Some researchers have argued that the two breath tests—lactulose vs. glucose—are not equal. In a retrospective study, Francois Mion and associates discovered that in a cohort of irritable bowel syndrome (IBS) patients, lactulose provided a much higher prevalence of SIBO diagnoses than glucose did. Based on this, they wrote, “Lactulose breath test should not be used anymore for the diagnosis of SIBO.” They speculated that the lactulose breath test yields a more frequent diagnosis “because of its limited small bowel absorption, and therefore colonic fermentation.”
A 2024 evaluation of small capsule bacterial detection system (SCBDS) indicates the technology is promising; Shaoying Nikki Lee and associates stated the system merits further investigation. And while a urine test also offers ease of use, it can also be easily contaminated, skewing the results.

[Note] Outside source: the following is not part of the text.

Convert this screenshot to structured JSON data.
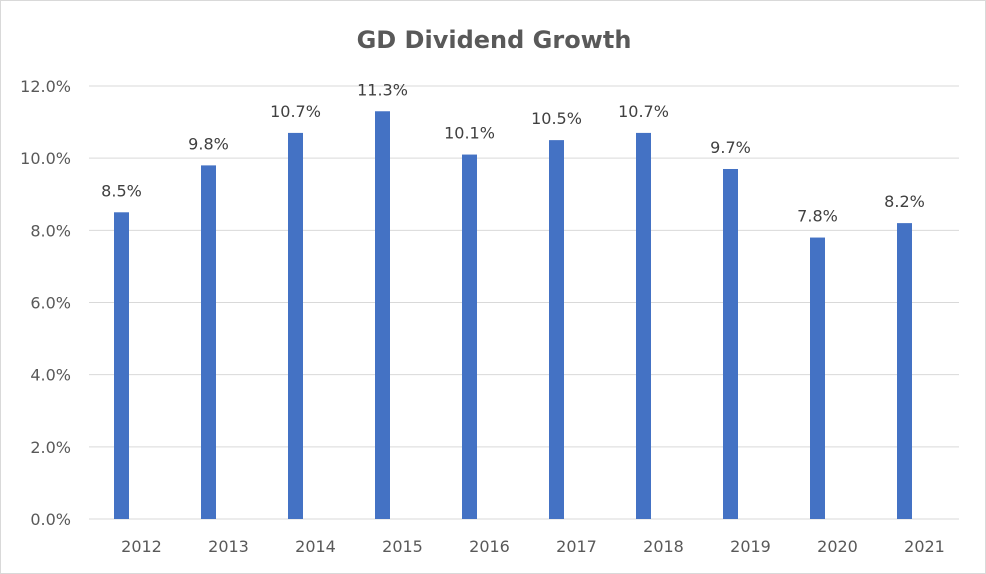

Substantive research and clinical judgment are indicated when determining what tests will work best for patients.
If This Is It
Treatment is multifactorial and also should be tailored to the patient. Anatomical defects (fistulas, adhesions, diverticulosis, obstructions and strictures) should be corrected first, and initial infection treated with antibiotic therapy. Dukowicz wrote, “The two processes that most commonly predispose to bacterial overgrowth are diminished gastric acid secretion and small intestine dysmotility,” so drugs that interfere with gastric motility or acidity, such as PPIs, should be reduced or eliminated.
Thanks to the challenges inherent in obtaining an untainted specimen, practitioners generally rely on metronidazole, ciprofloxacin, tetracycline, amoxicillin-clavulanate, neomycin, or rifaximin to knock out the intestinal overgrowth. In some cases, practitioners have used prokinetic drugs to accelerate intestinal motility.
But antibiotics aren’t a magic bullet, and they can present other problems (including wiping out good bacteria with the bad and actually exacerbating the infection). According to Melissa Nickels and associates, SIBO can bounce back from antibiotic therapy. Their February 2021 review in the Journal of Alternative and Complementary Medicine indicated that “probiotics, therapeutic diets, and herbal medicines have been used to individualize SIBO management, particularly in recalcitrant cases,” and they called for more large-scale, randomized, placebo-controlled trials to better evaluate the efficacy of alternative therapies in SIBO management.
Greco, et al., found that, despite being underestimated because it mimics a Crohn’s flare, SIBO responds positively to antibiotic and probiotic therapy.
In a review in the Clinical Journal of Gastroenterology, Changqing Zhong, et al., showed thatwhile probiotics supplementation was ineffective in preventing SIBO, the treatmentdid effectivelydecontaminate SIBO, reduce hydrogen gas concentration, and relieve abdominal pain. And Lucia Redondo-Cuevas and associates followed up with a 2024 randomized controlled trial, published in the journal Nutrients. They found that an intervention group that received herbal antibiotics, probiotics and prebiotics in addition to standard antibiotic therapy and a low-FODMAP diet showed higher clinical remission rates than the control group.
SIBO is a multifaceted problem that may require a tailored and multifaceted solution. Breath testing is just the first step in getting a patient on the road to recovery.